Mr. Rocco was having the hardest time getting his 8th-grade scholars at William Longstreth School to bring back their neighborhood interviews.  The interview is a key activity in our My Voice framework that encourages students to talk to a trusted family or community member about both the positive and challenging aspects of their communities.   

Mr. Rocco was planning to use the information garnered from the interviews to build a list of social issues for the students to discuss.  The problem was the students weren’t bringing them back to school.  They said they were at home “on the table,” or “almost finished,” but they were not in the place they needed to be…….at school!  

So, Mr. Rocco did what teachers do every day: he adapted.  Before his students came in for the day, he wrote some of the questions from the interview on pieces of chart paper and hung them around the room.  When the students arrived, they had a conversation about the word “community” and documented all the different communities they belonged to.   
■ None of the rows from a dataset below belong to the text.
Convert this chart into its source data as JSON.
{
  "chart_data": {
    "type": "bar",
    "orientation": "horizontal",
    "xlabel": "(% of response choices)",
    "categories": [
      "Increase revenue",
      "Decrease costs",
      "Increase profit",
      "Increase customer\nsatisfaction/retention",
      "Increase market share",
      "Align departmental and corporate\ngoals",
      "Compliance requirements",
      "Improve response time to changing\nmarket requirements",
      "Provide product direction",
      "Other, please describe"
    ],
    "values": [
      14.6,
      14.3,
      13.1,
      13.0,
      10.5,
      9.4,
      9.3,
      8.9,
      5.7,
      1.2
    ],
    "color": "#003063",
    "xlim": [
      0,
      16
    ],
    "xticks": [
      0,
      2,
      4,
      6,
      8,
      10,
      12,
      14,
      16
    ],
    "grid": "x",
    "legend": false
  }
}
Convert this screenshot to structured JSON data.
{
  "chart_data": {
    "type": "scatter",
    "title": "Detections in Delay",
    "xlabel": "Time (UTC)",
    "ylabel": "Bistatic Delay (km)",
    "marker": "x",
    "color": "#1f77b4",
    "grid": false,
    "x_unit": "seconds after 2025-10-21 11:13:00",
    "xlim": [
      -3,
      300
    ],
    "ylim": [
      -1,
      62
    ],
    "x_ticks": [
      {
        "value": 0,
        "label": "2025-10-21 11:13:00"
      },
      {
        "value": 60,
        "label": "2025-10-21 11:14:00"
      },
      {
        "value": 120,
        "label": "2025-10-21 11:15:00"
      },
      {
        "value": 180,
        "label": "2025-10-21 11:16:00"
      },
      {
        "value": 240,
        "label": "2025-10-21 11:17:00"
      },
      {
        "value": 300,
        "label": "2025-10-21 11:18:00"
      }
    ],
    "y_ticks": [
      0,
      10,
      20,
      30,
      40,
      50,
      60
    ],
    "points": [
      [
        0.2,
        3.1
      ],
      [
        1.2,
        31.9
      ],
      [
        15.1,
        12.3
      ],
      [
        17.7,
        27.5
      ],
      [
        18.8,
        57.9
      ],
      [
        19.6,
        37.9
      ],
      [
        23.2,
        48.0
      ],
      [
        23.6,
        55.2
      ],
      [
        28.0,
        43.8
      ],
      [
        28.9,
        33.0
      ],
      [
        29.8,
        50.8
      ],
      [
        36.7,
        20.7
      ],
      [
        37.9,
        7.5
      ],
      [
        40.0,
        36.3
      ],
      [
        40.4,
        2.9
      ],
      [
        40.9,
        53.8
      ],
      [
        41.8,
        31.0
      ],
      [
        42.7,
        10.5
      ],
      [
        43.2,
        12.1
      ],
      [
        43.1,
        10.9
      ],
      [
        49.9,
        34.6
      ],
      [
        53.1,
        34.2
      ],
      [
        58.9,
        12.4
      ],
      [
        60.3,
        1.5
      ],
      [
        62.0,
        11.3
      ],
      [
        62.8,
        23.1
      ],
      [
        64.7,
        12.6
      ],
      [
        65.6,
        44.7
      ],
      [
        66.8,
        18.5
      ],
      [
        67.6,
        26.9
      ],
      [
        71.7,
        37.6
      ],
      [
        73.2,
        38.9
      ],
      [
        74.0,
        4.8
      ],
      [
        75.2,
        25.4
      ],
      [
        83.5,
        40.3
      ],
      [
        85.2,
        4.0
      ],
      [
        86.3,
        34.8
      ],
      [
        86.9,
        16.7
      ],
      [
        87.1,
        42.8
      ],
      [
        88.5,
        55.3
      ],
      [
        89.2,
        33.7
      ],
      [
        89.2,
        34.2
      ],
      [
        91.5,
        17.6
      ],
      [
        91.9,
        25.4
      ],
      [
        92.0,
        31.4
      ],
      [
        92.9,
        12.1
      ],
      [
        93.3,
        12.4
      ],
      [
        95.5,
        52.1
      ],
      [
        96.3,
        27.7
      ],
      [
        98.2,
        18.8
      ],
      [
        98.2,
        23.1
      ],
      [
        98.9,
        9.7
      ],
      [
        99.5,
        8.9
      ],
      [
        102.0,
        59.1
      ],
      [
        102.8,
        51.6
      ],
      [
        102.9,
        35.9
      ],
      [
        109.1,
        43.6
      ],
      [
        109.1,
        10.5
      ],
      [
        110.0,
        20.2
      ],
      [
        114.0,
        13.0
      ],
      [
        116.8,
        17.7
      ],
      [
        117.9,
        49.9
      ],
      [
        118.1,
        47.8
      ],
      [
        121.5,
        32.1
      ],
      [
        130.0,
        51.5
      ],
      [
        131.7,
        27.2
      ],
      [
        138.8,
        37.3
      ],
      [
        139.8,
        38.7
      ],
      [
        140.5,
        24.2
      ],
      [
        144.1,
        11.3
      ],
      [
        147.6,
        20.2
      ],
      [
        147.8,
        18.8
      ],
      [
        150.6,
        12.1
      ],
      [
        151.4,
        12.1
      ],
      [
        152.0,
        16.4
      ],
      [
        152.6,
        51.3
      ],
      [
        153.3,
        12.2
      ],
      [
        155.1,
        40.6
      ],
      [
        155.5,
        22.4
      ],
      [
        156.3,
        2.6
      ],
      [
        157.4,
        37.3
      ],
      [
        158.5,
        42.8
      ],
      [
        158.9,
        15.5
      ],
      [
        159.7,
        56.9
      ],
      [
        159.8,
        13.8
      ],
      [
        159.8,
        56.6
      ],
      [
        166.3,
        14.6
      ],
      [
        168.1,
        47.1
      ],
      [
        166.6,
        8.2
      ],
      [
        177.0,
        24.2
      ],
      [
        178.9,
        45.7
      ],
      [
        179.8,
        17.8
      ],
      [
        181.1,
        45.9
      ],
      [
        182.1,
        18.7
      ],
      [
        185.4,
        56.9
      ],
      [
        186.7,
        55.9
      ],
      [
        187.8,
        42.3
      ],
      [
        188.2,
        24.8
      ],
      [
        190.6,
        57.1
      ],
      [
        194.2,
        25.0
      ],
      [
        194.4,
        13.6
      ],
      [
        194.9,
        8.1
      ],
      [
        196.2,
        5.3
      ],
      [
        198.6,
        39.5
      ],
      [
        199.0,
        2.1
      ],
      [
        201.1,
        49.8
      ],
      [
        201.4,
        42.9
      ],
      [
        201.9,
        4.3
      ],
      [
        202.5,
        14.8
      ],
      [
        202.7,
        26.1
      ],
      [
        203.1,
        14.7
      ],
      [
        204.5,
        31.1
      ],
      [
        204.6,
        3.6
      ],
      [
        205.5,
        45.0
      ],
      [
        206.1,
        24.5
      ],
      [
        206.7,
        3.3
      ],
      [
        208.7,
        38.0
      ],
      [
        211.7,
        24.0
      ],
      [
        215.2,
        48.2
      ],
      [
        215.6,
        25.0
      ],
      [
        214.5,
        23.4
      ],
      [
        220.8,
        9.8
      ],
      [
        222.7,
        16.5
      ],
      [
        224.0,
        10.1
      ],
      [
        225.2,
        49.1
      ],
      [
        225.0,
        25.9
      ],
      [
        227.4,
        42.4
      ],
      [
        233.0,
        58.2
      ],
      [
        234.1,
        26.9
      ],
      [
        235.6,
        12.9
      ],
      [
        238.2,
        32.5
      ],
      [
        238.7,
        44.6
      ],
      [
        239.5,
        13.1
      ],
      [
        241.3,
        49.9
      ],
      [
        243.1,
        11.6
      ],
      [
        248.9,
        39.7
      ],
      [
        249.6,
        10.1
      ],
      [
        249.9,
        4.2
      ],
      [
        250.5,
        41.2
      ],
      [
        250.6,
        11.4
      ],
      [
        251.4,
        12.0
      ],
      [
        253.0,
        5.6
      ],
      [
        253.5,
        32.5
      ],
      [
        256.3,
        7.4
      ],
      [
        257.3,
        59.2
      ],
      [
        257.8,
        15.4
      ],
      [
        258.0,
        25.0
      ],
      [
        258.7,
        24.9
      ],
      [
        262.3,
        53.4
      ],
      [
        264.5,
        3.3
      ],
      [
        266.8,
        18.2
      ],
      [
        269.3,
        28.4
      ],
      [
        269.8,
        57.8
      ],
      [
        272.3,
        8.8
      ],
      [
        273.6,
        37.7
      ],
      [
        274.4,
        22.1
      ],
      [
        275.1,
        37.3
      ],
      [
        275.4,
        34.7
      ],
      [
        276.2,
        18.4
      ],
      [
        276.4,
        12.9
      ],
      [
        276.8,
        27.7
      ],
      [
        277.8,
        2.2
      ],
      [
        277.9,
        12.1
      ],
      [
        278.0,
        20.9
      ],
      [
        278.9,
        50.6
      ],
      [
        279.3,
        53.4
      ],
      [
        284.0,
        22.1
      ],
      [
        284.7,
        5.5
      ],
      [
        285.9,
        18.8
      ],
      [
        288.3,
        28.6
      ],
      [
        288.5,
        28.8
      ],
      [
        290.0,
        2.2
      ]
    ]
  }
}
Then he gave the students post-it notes and sent them around the room to answer the questions. The students wrote what they remembered from the interviews they conducted and even brought up issues they had discussed with their families around the dinner table.  Mr. Rocco said, “Students were commenting on others, which helped them think about their own issues and how to write them to promote conversation.” 

One student wrote, “My one wish for my community is for everyone to stop the violence and be at peace with one another.”     

Because of his adaptation and persistence, Mr. Rocco was able to have a productive and engaging conversation with his scholars.  Now, they have a huge list of social issues to discuss and the sky’s the limit on where their project will take them.